Sorry if I'm treading over old ground but my search function is playing up.
One of the guys at work has requested a golf ball catty and I was just wondering what you guys would recommend? Light and fast bands or big meaty bad boys? I've got some super heavy dub dub, fires 14mm lead no problem at all.


----------



## Charles (Aug 26, 2010)

Well, you do not want to make it too heavy for your friend to draw it. But golf balls are pretty heavy ammo. They make slingshots for shooting tennis balls for dogs to chase.

http://www.ebay.com/itm/Hyper-Pet-Tennis-Ball-Launcher-slingshot-for-dogs-/230640319253

http://www.amazon.com/Hyper-Products-0001-4-Ball-Launcher/dp/B000E9757I

By my scale, a golf ball is about 700 grains, while a tennis ball is about 1250 grains. So tubes suitable for tennis balls should be fine for golf balls ... even over kill.

The tennis ball launchers use tubes that appear to be pretty heavy duty. I would try something like that to see how it works.

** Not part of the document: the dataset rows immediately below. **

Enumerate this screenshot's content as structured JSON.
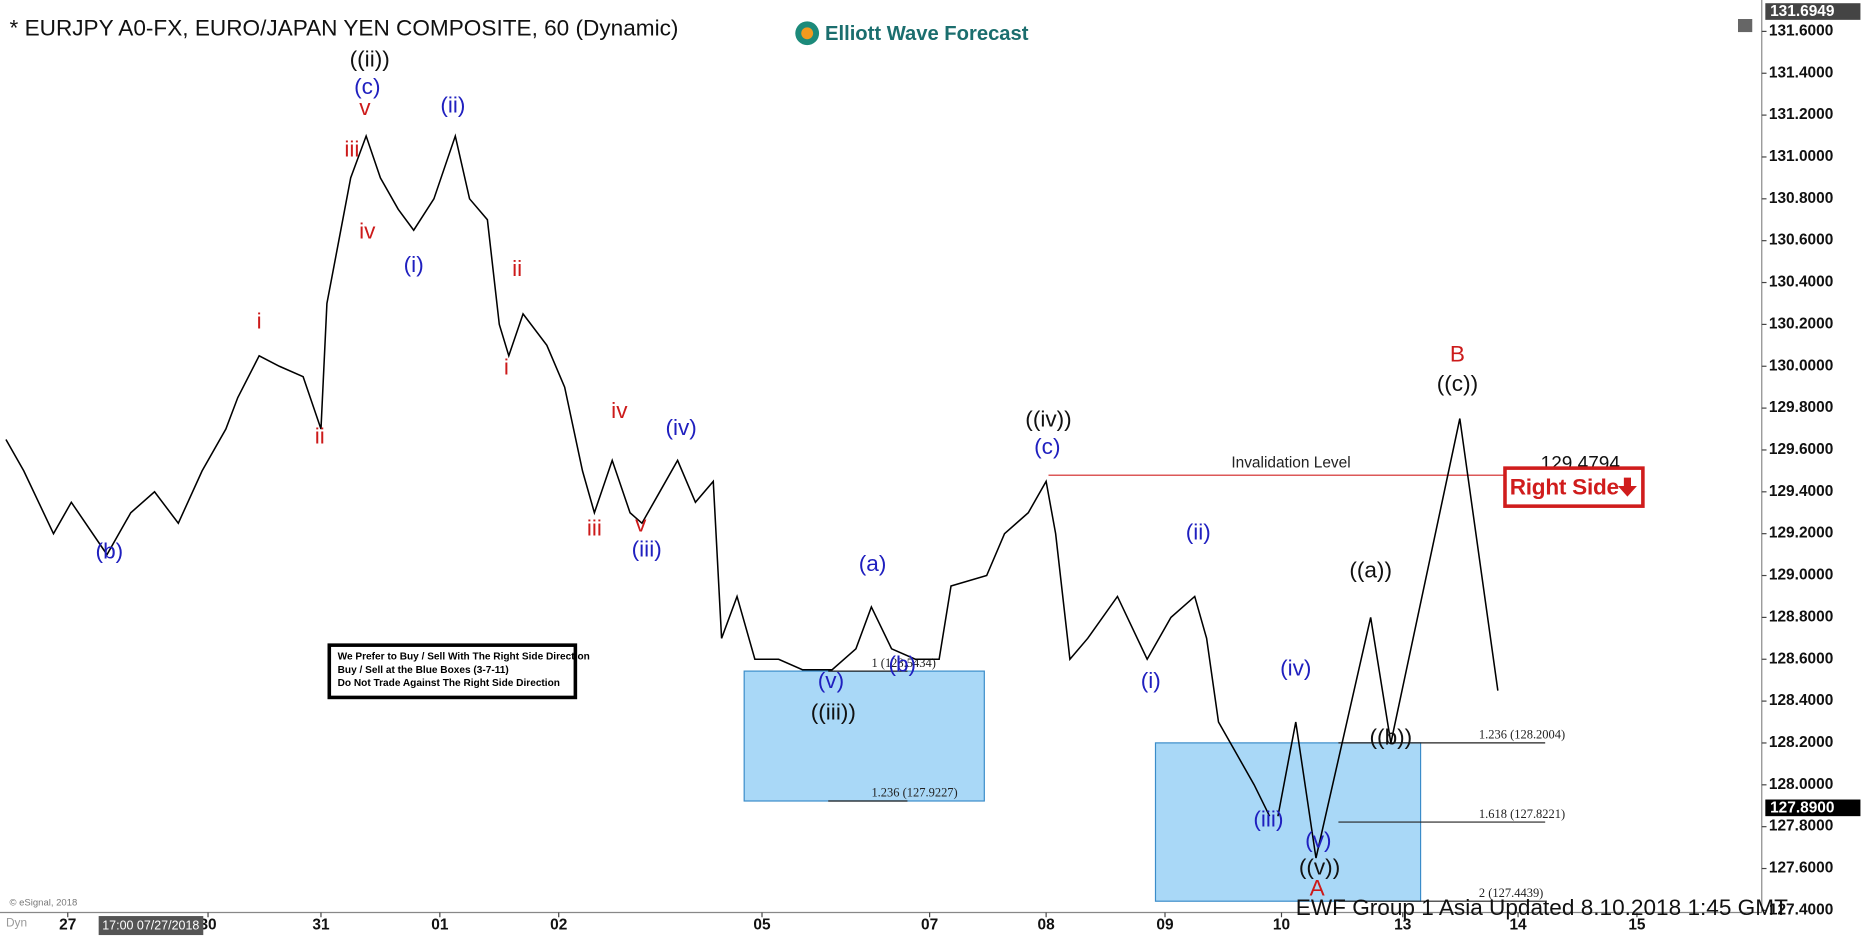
{
  "chart_data": {
    "type": "line",
    "title": "* EURJPY A0-FX, EURO/JAPAN YEN COMPOSITE, 60 (Dynamic)",
    "brand": "Elliott Wave Forecast",
    "footer": "EWF Group 1 Asia Updated 8.10.2018 1:45 GMT",
    "copyright": "© eSignal, 2018",
    "cursor_label": "17:00 07/27/2018",
    "corner_label": "Dyn",
    "note": [
      "We Prefer to Buy / Sell With The Right Side Direction",
      "Buy / Sell at the Blue Boxes (3-7-11)",
      "Do Not Trade Against The Right Side Direction"
    ],
    "right_side": "Right Side",
    "xlim": [
      -0.57,
      14.23
    ],
    "ylim": [
      127.39,
      131.75
    ],
    "xticks": [
      {
        "value": 0,
        "label": "27"
      },
      {
        "value": 1.18,
        "label": "30"
      },
      {
        "value": 2.13,
        "label": "31"
      },
      {
        "value": 3.13,
        "label": "01"
      },
      {
        "value": 4.13,
        "label": "02"
      },
      {
        "value": 5.84,
        "label": "05"
      },
      {
        "value": 7.25,
        "label": "07"
      },
      {
        "value": 8.23,
        "label": "08"
      },
      {
        "value": 9.23,
        "label": "09"
      },
      {
        "value": 10.21,
        "label": "10"
      },
      {
        "value": 11.23,
        "label": "13"
      },
      {
        "value": 12.2,
        "label": "14"
      },
      {
        "value": 13.2,
        "label": "15"
      }
    ],
    "yticks": [
      {
        "value": 127.4,
        "label": "127.4000"
      },
      {
        "value": 127.6,
        "label": "127.6000"
      },
      {
        "value": 127.8,
        "label": "127.8000"
      },
      {
        "value": 128,
        "label": "128.0000"
      },
      {
        "value": 128.2,
        "label": "128.2000"
      },
      {
        "value": 128.4,
        "label": "128.4000"
      },
      {
        "value": 128.6,
        "label": "128.6000"
      },
      {
        "value": 128.8,
        "label": "128.8000"
      },
      {
        "value": 129,
        "label": "129.0000"
      },
      {
        "value": 129.2,
        "label": "129.2000"
      },
      {
        "value": 129.4,
        "label": "129.4000"
      },
      {
        "value": 129.6,
        "label": "129.6000"
      },
      {
        "value": 129.8,
        "label": "129.8000"
      },
      {
        "value": 130,
        "label": "130.0000"
      },
      {
        "value": 130.2,
        "label": "130.2000"
      },
      {
        "value": 130.4,
        "label": "130.4000"
      },
      {
        "value": 130.6,
        "label": "130.6000"
      },
      {
        "value": 130.8,
        "label": "130.8000"
      },
      {
        "value": 131,
        "label": "131.0000"
      },
      {
        "value": 131.2,
        "label": "131.2000"
      },
      {
        "value": 131.4,
        "label": "131.4000"
      },
      {
        "value": 131.6,
        "label": "131.6000"
      }
    ],
    "price_markers": [
      {
        "value": 131.6949,
        "color": "#444"
      },
      {
        "value": 127.89,
        "label": "127.8900",
        "color": "#000"
      }
    ],
    "series": [
      {
        "color": "#000000",
        "x": [
          -0.52,
          -0.37,
          -0.12,
          0.03,
          0.33,
          0.53,
          0.73,
          0.93,
          1.13,
          1.33,
          1.43,
          1.61,
          1.78,
          1.98,
          2.13,
          2.18,
          2.28,
          2.38,
          2.51,
          2.63,
          2.78,
          2.91,
          3.08,
          3.26,
          3.38,
          3.53,
          3.63,
          3.71,
          3.83,
          4.03,
          4.18,
          4.33,
          4.43,
          4.58,
          4.73,
          4.83,
          4.98,
          5.13,
          5.28,
          5.43,
          5.5,
          5.63,
          5.78,
          5.98,
          6.18,
          6.43,
          6.63,
          6.76,
          6.93,
          7.13,
          7.33,
          7.43,
          7.73,
          7.88,
          8.08,
          8.23,
          8.31,
          8.43,
          8.58,
          8.83,
          9.08,
          9.28,
          9.48,
          9.58,
          9.68,
          9.83,
          9.98,
          10.11
        ],
        "values": [
          129.65,
          129.5,
          129.2,
          129.35,
          129.1,
          129.3,
          129.4,
          129.25,
          129.5,
          129.7,
          129.85,
          130.05,
          130.0,
          129.95,
          129.7,
          130.3,
          130.6,
          130.9,
          131.1,
          130.9,
          130.75,
          130.65,
          130.8,
          131.1,
          130.8,
          130.7,
          130.2,
          130.05,
          130.25,
          130.1,
          129.9,
          129.5,
          129.3,
          129.55,
          129.3,
          129.25,
          129.4,
          129.55,
          129.35,
          129.45,
          128.7,
          128.9,
          128.6,
          128.6,
          128.55,
          128.55,
          128.65,
          128.85,
          128.65,
          128.6,
          128.6,
          128.95,
          129.0,
          129.2,
          129.3,
          129.45,
          129.2,
          128.6,
          128.7,
          128.9,
          128.6,
          128.8,
          128.9,
          128.7,
          128.3,
          128.15,
          128.0,
          127.85
        ]
      },
      {
        "color": "#000000",
        "x": [
          10.18,
          10.33,
          10.5,
          10.96,
          11.13,
          11.71,
          12.03
        ],
        "values": [
          127.85,
          128.3,
          127.65,
          128.8,
          128.2,
          129.75,
          128.45
        ]
      }
    ],
    "zones": [
      {
        "x": [
          5.69,
          7.71
        ],
        "color": "#a9d8f7",
        "levels": [
          {
            "value": 128.5434,
            "label": "1 (128.5434)"
          },
          {
            "value": 127.9227,
            "label": "1.236 (127.9227)"
          }
        ]
      },
      {
        "x": [
          9.15,
          11.38
        ],
        "color": "#a9d8f7",
        "levels": [
          {
            "value": 128.2004,
            "label": "1.236 (128.2004)"
          },
          {
            "value": 127.8221,
            "label": "1.618 (127.8221)"
          },
          {
            "value": 127.4439,
            "label": "2 (127.4439)"
          }
        ]
      }
    ],
    "invalidation": {
      "value": 129.4794,
      "label": "Invalidation Level",
      "x": [
        8.25,
        12.33
      ],
      "color": "#d02020"
    },
    "annotations": [
      {
        "text": "((ii))",
        "x": 2.54,
        "y": 131.46,
        "color": "#111111"
      },
      {
        "text": "(c)",
        "x": 2.52,
        "y": 131.33,
        "color": "#1f1fbf"
      },
      {
        "text": "v",
        "x": 2.5,
        "y": 131.23,
        "color": "#cc1a1a"
      },
      {
        "text": "iii",
        "x": 2.39,
        "y": 131.03,
        "color": "#cc1a1a"
      },
      {
        "text": "iv",
        "x": 2.52,
        "y": 130.64,
        "color": "#cc1a1a"
      },
      {
        "text": "(ii)",
        "x": 3.24,
        "y": 131.24,
        "color": "#1f1fbf"
      },
      {
        "text": "(i)",
        "x": 2.91,
        "y": 130.48,
        "color": "#1f1fbf"
      },
      {
        "text": "ii",
        "x": 3.78,
        "y": 130.46,
        "color": "#cc1a1a"
      },
      {
        "text": "i",
        "x": 1.61,
        "y": 130.21,
        "color": "#cc1a1a"
      },
      {
        "text": "i",
        "x": 3.69,
        "y": 129.99,
        "color": "#cc1a1a"
      },
      {
        "text": "ii",
        "x": 2.12,
        "y": 129.66,
        "color": "#cc1a1a"
      },
      {
        "text": "iv",
        "x": 4.64,
        "y": 129.78,
        "color": "#cc1a1a"
      },
      {
        "text": "(iv)",
        "x": 5.16,
        "y": 129.7,
        "color": "#1f1fbf"
      },
      {
        "text": "iii",
        "x": 4.43,
        "y": 129.22,
        "color": "#cc1a1a"
      },
      {
        "text": "v",
        "x": 4.82,
        "y": 129.24,
        "color": "#cc1a1a"
      },
      {
        "text": "(iii)",
        "x": 4.87,
        "y": 129.12,
        "color": "#1f1fbf"
      },
      {
        "text": "(b)",
        "x": 0.35,
        "y": 129.11,
        "color": "#1f1fbf"
      },
      {
        "text": "(a)",
        "x": 6.77,
        "y": 129.05,
        "color": "#1f1fbf"
      },
      {
        "text": "(b)",
        "x": 7.02,
        "y": 128.57,
        "color": "#1f1fbf"
      },
      {
        "text": "(v)",
        "x": 6.42,
        "y": 128.49,
        "color": "#1f1fbf"
      },
      {
        "text": "((iii))",
        "x": 6.44,
        "y": 128.34,
        "color": "#111111"
      },
      {
        "text": "((iv))",
        "x": 8.25,
        "y": 129.74,
        "color": "#111111"
      },
      {
        "text": "(c)",
        "x": 8.24,
        "y": 129.61,
        "color": "#1f1fbf"
      },
      {
        "text": "(ii)",
        "x": 9.51,
        "y": 129.2,
        "color": "#1f1fbf"
      },
      {
        "text": "(i)",
        "x": 9.11,
        "y": 128.49,
        "color": "#1f1fbf"
      },
      {
        "text": "(iv)",
        "x": 10.33,
        "y": 128.55,
        "color": "#1f1fbf"
      },
      {
        "text": "((a))",
        "x": 10.96,
        "y": 129.02,
        "color": "#111111"
      },
      {
        "text": "((b))",
        "x": 11.13,
        "y": 128.22,
        "color": "#111111"
      },
      {
        "text": "B",
        "x": 11.69,
        "y": 130.05,
        "color": "#cc1a1a"
      },
      {
        "text": "((c))",
        "x": 11.69,
        "y": 129.91,
        "color": "#111111"
      },
      {
        "text": "(iii)",
        "x": 10.1,
        "y": 127.83,
        "color": "#1f1fbf"
      },
      {
        "text": "(v)",
        "x": 10.52,
        "y": 127.73,
        "color": "#1f1fbf"
      },
      {
        "text": "((v))",
        "x": 10.53,
        "y": 127.6,
        "color": "#111111"
      },
      {
        "text": "A",
        "x": 10.51,
        "y": 127.5,
        "color": "#cc1a1a"
      }
    ]
  }
}
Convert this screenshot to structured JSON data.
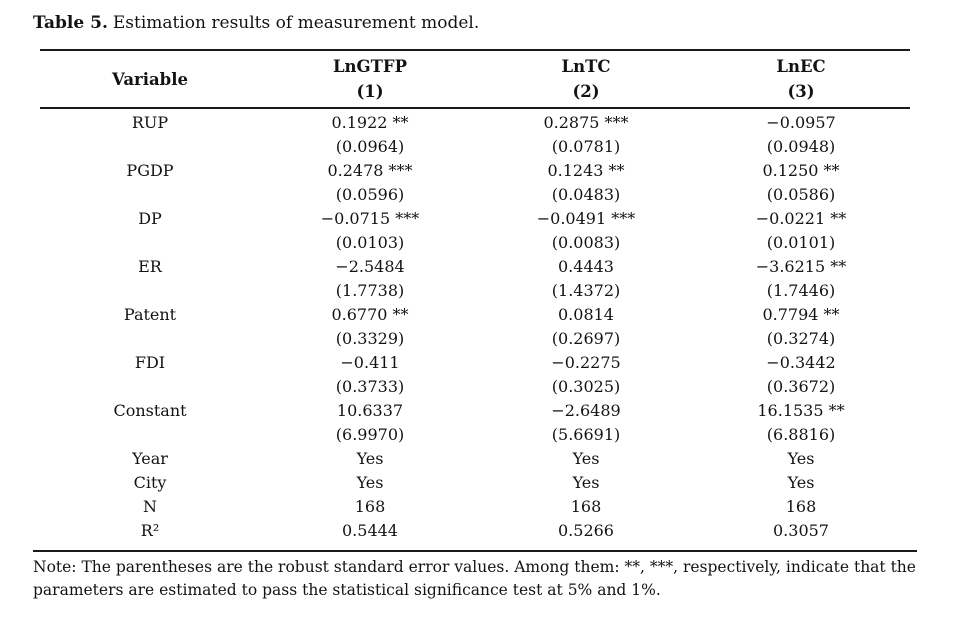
{
  "caption": {
    "label": "Table 5.",
    "text": "Estimation results of measurement model."
  },
  "table": {
    "header": {
      "variable": "Variable",
      "col1": {
        "name": "LnGTFP",
        "num": "(1)"
      },
      "col2": {
        "name": "LnTC",
        "num": "(2)"
      },
      "col3": {
        "name": "LnEC",
        "num": "(3)"
      }
    },
    "lines": [
      {
        "v": "RUP",
        "c1": "0.1922 **",
        "c2": "0.2875 ***",
        "c3": "−0.0957"
      },
      {
        "v": "",
        "c1": "(0.0964)",
        "c2": "(0.0781)",
        "c3": "(0.0948)"
      },
      {
        "v": "PGDP",
        "c1": "0.2478 ***",
        "c2": "0.1243 **",
        "c3": "0.1250 **"
      },
      {
        "v": "",
        "c1": "(0.0596)",
        "c2": "(0.0483)",
        "c3": "(0.0586)"
      },
      {
        "v": "DP",
        "c1": "−0.0715 ***",
        "c2": "−0.0491 ***",
        "c3": "−0.0221 **"
      },
      {
        "v": "",
        "c1": "(0.0103)",
        "c2": "(0.0083)",
        "c3": "(0.0101)"
      },
      {
        "v": "ER",
        "c1": "−2.5484",
        "c2": "0.4443",
        "c3": "−3.6215 **"
      },
      {
        "v": "",
        "c1": "(1.7738)",
        "c2": "(1.4372)",
        "c3": "(1.7446)"
      },
      {
        "v": "Patent",
        "c1": "0.6770 **",
        "c2": "0.0814",
        "c3": "0.7794 **"
      },
      {
        "v": "",
        "c1": "(0.3329)",
        "c2": "(0.2697)",
        "c3": "(0.3274)"
      },
      {
        "v": "FDI",
        "c1": "−0.411",
        "c2": "−0.2275",
        "c3": "−0.3442"
      },
      {
        "v": "",
        "c1": "(0.3733)",
        "c2": "(0.3025)",
        "c3": "(0.3672)"
      },
      {
        "v": "Constant",
        "c1": "10.6337",
        "c2": "−2.6489",
        "c3": "16.1535 **"
      },
      {
        "v": "",
        "c1": "(6.9970)",
        "c2": "(5.6691)",
        "c3": "(6.8816)"
      },
      {
        "v": "Year",
        "c1": "Yes",
        "c2": "Yes",
        "c3": "Yes"
      },
      {
        "v": "City",
        "c1": "Yes",
        "c2": "Yes",
        "c3": "Yes"
      },
      {
        "v": "N",
        "c1": "168",
        "c2": "168",
        "c3": "168"
      },
      {
        "v": "R²",
        "c1": "0.5444",
        "c2": "0.5266",
        "c3": "0.3057"
      }
    ]
  },
  "note": {
    "line1": "Note: The parentheses are the robust standard error values. Among them: **, ***, respectively, indicate that the",
    "line2": "parameters are estimated to pass the statistical significance test at 5% and 1%."
  },
  "colors": {
    "background": "#ffffff",
    "text": "#131313",
    "rule": "#1a1a1a"
  }
}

You have not indicated what sort of range your friend is hoping to get ... of course if the range is not far, then weaker bands will do.

Cheers ..... Charles


----------



## Hawkman (Oct 18, 2012)

Thanks Charles I never knew those existed. His request was for the longest possible distance so I'll probably go for the heavy tubes or maybe triple layered bands. Thanks again for sharing some wisdom.
John


----------



## AJhunt (Jun 3, 2012)

hey hawkman i have a friend that hunts with golfballs he uses green dub dub and makes a right mess of the game


----------



## Flatband (Dec 18, 2009)

Thick gauge Linatex will do it Hawkman! Flatband


----------



## Charles (Aug 26, 2010)

AJhunt said:


> hey hawkman i have a friend that hunts with golfballs he uses green dub dub and makes a right mess of the game


I'll bet the ricochets are awesome!!!!

Cheers ...... Charles


----------



## Hawkman (Oct 18, 2012)

Thanks fellas. I never thought about using golf balls as hunting ammo until I just imagined being struck in the head with one! Green dub dub 'ey? I have some of this enigmatic tubing.
Decided on a wrist braced, extended forks contraption for this one.


----------



## hickymick (Feb 23, 2011)

I find thera band tubing or dankung better than the Roylan or the silly name dub dub..


----------



## Imperial (Feb 9, 2011)

ive only shot golf balls with water balloon slingshots . so maybe tubing of similar strength ?


----------



## Hawkman (Oct 18, 2012)

I've gone for double blue asda flatbands at 30mm width. No golf balls to hand but I'll keep you posted with results.


----------